La gauche s'est insurgée contre ces mesures, l'écologiste Daniel Salmon redoutant un "accaparement" de l'eau par "une minorité" d'agriculteurs au détriment des nappes souterraines.

La Confédération paysanne, troisième syndicat agricole classé à gauche, a émis les mêmes critiques dans une lettre ouverte aux sénateurs. Même le Medef s'est inquiété, appelant à "partager" l'eau "entre les différents acteurs concernés", notamment économiques.

"Deux gouvernements"

Autre mesure sénatoriale très abrasive: le choix de mettre les agences de l'eau sous tutelle conjointe des ministères de l'Agriculture et de l'Economie, en plus du seul ministère de la Transition écologique comme c'est le cas actuellement.

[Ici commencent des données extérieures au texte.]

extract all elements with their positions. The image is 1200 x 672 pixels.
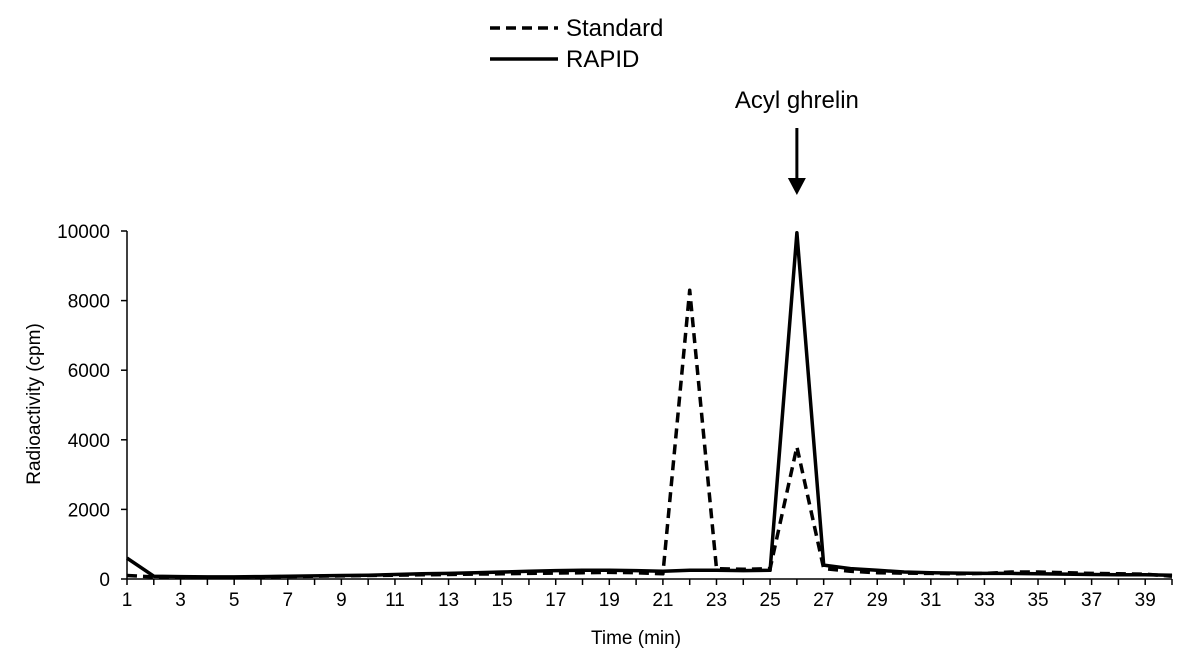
y-tick-label: 0 <box>99 570 110 591</box>
x-tick-label: 9 <box>336 590 347 611</box>
x-tick-label: 31 <box>920 590 941 611</box>
y-tick-label: 10000 <box>57 222 110 243</box>
x-tick-label: 11 <box>385 590 405 611</box>
annotation-acyl-ghrelin: Acyl ghrelin <box>735 87 859 195</box>
x-tick-label: 33 <box>974 590 995 611</box>
x-tick-label: 25 <box>760 590 781 611</box>
x-tick-label: 35 <box>1027 590 1048 611</box>
x-tick-label: 37 <box>1081 590 1102 611</box>
x-tick-label: 3 <box>175 590 186 611</box>
x-axis-title: Time (min) <box>591 628 681 649</box>
y-tick-label: 6000 <box>68 361 110 382</box>
x-tick-label: 15 <box>492 590 513 611</box>
annotation-arrow-head <box>787 178 806 195</box>
series-line-standard <box>126 288 1173 580</box>
x-tick-label: 1 <box>122 590 133 611</box>
y-tick-label: 4000 <box>68 431 110 452</box>
y-axis-title: Radioactivity (cpm) <box>24 323 45 485</box>
legend-label-standard: Standard <box>566 15 663 42</box>
legend: Standard RAPID <box>490 15 663 73</box>
x-tick-label: 23 <box>706 590 727 611</box>
x-tick-label: 39 <box>1135 590 1156 611</box>
x-tick-label: 17 <box>545 590 566 611</box>
x-tick-label: 27 <box>813 590 834 611</box>
x-tick-label: 7 <box>282 590 293 611</box>
x-tick-label: 21 <box>652 590 673 611</box>
series-layer <box>126 230 1173 580</box>
x-tick-label: 13 <box>438 590 459 611</box>
y-tick-label: 2000 <box>68 500 110 521</box>
x-tick-label: 5 <box>229 590 240 611</box>
legend-label-rapid: RAPID <box>566 46 639 73</box>
annotation-label: Acyl ghrelin <box>735 87 859 114</box>
x-tick-label: 29 <box>867 590 888 611</box>
y-tick-label: 8000 <box>68 292 110 313</box>
series-line-rapid <box>126 230 1173 579</box>
x-tick-label: 19 <box>599 590 620 611</box>
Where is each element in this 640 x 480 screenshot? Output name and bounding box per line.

Les sénateurs ont aussi voté pour renforcer la présence des représentants du monde agricole au sein des instances de gouvernance et de concertation autour de l'eau, au détriment notamment des agents de l'Etat.

La ministre de l'Agriculture Annie Genevard à la sortie de l'Elysée, le 1er juillet 2026 à Paris ( AFP / SIMON WOHLFAHRT )

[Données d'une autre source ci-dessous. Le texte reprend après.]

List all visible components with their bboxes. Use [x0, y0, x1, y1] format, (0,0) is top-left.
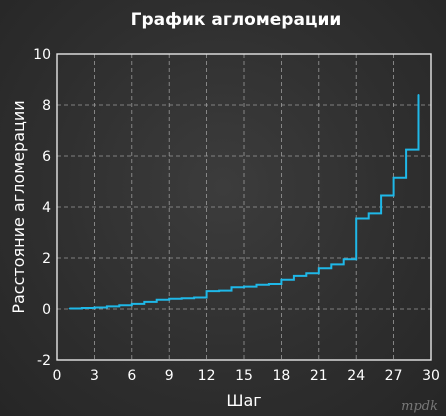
x-tick-label: 0	[53, 368, 62, 384]
data-point	[417, 94, 420, 96]
x-tick-label: 3	[90, 368, 99, 384]
data-point	[155, 299, 158, 301]
y-tick-label: 2	[42, 251, 51, 267]
x-tick-label: 24	[347, 368, 365, 384]
data-point	[318, 267, 320, 270]
data-point	[168, 298, 170, 300]
grid	[57, 54, 431, 360]
data-point	[243, 285, 245, 288]
x-tick-label: 9	[165, 368, 174, 384]
watermark-logo: mpdk	[401, 399, 438, 414]
data-point	[330, 263, 333, 266]
y-tick-label: 10	[33, 47, 51, 63]
x-tick-label: 27	[385, 368, 403, 384]
x-tick-label: 18	[272, 368, 290, 384]
series-layer	[68, 94, 420, 310]
data-point	[392, 176, 395, 179]
chart-title: График агломерации	[131, 10, 342, 30]
data-point	[131, 303, 133, 305]
y-axis-label: Расстояние агломерации	[9, 100, 28, 313]
data-point	[405, 148, 407, 151]
x-tick-label: 15	[235, 368, 253, 384]
data-point	[355, 217, 358, 220]
data-point	[280, 278, 283, 281]
data-point	[106, 305, 108, 308]
data-point	[93, 306, 96, 309]
data-point	[143, 301, 146, 303]
y-tick-label: 0	[42, 302, 51, 318]
data-point	[218, 289, 220, 292]
y-tick-labels: -2 0 2 4 6 8 10	[33, 47, 51, 369]
data-point	[268, 283, 270, 285]
x-tick-label: 12	[198, 368, 216, 384]
data-point	[193, 296, 195, 299]
data-point	[293, 275, 295, 277]
x-tick-label: 30	[422, 368, 440, 384]
plot-frame	[56, 53, 432, 361]
y-tick-label: 8	[42, 98, 51, 114]
data-point	[68, 307, 71, 310]
x-tick-label: 21	[310, 368, 328, 384]
data-point	[255, 283, 258, 286]
x-axis-label: Шаг	[226, 391, 261, 410]
data-point	[367, 212, 370, 215]
x-tick-label: 6	[127, 368, 136, 384]
y-tick-label: -2	[37, 353, 51, 369]
data-point	[180, 297, 183, 300]
data-point	[380, 194, 382, 197]
data-point	[230, 286, 233, 289]
y-tick-label: 6	[42, 149, 51, 165]
data-point	[81, 307, 83, 309]
data-point	[342, 258, 345, 261]
data-point	[305, 272, 308, 275]
y-tick-label: 4	[42, 200, 51, 216]
data-point	[205, 290, 208, 292]
data-point	[118, 304, 121, 306]
x-tick-labels: 0 3 6 9 12 15 18 21 24 27 30	[53, 368, 440, 384]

Cette mesure a suscité plusieurs invectives dans l'hémicycle: il "faudra l'assumer", a lancé Monique Barbut aux sénateurs, relevant que ces derniers ne se privaient pas, habituellement, de demander des comptes à l'Etat en cas de "problème dans un bassin".

La sénatrice LR Sophie Primas, ex-ministre, a critiqué ces propos, dénonçant des "menaces" et se disant "choquée" par l'attitude de la ministre, qui a fini par s'excuser.

Egalement présente au banc, la ministre de l'Agriculture Annie Genevard s'est montrée plus discrète sur ce volet. Sur BFMTV, elle a tout de même tenu un discours plus proche de la position des sénateurs, approuvant "le principe d'un stockage amélioré de l'eau" et s'attaquant aux "bien-pensants qui nous disent que les agriculteurs s'approprient indûment l'eau".

De quoi renforcer le flou qui règne autour de la position réelle de l'exécutif, tiraillé entre deux ministères sur ce texte.

"On a deux gouvernements au banc. Il ne faut pas confondre", a d'ailleurs ironisé l'écologiste Ronan Dantec.

Les sénateurs devraient adopter l'ensemble du projet de loi jeudi ou vendredi. Ils tenteront ensuite, mi-juillet, de s'entendre avec les députés sur un texte commun.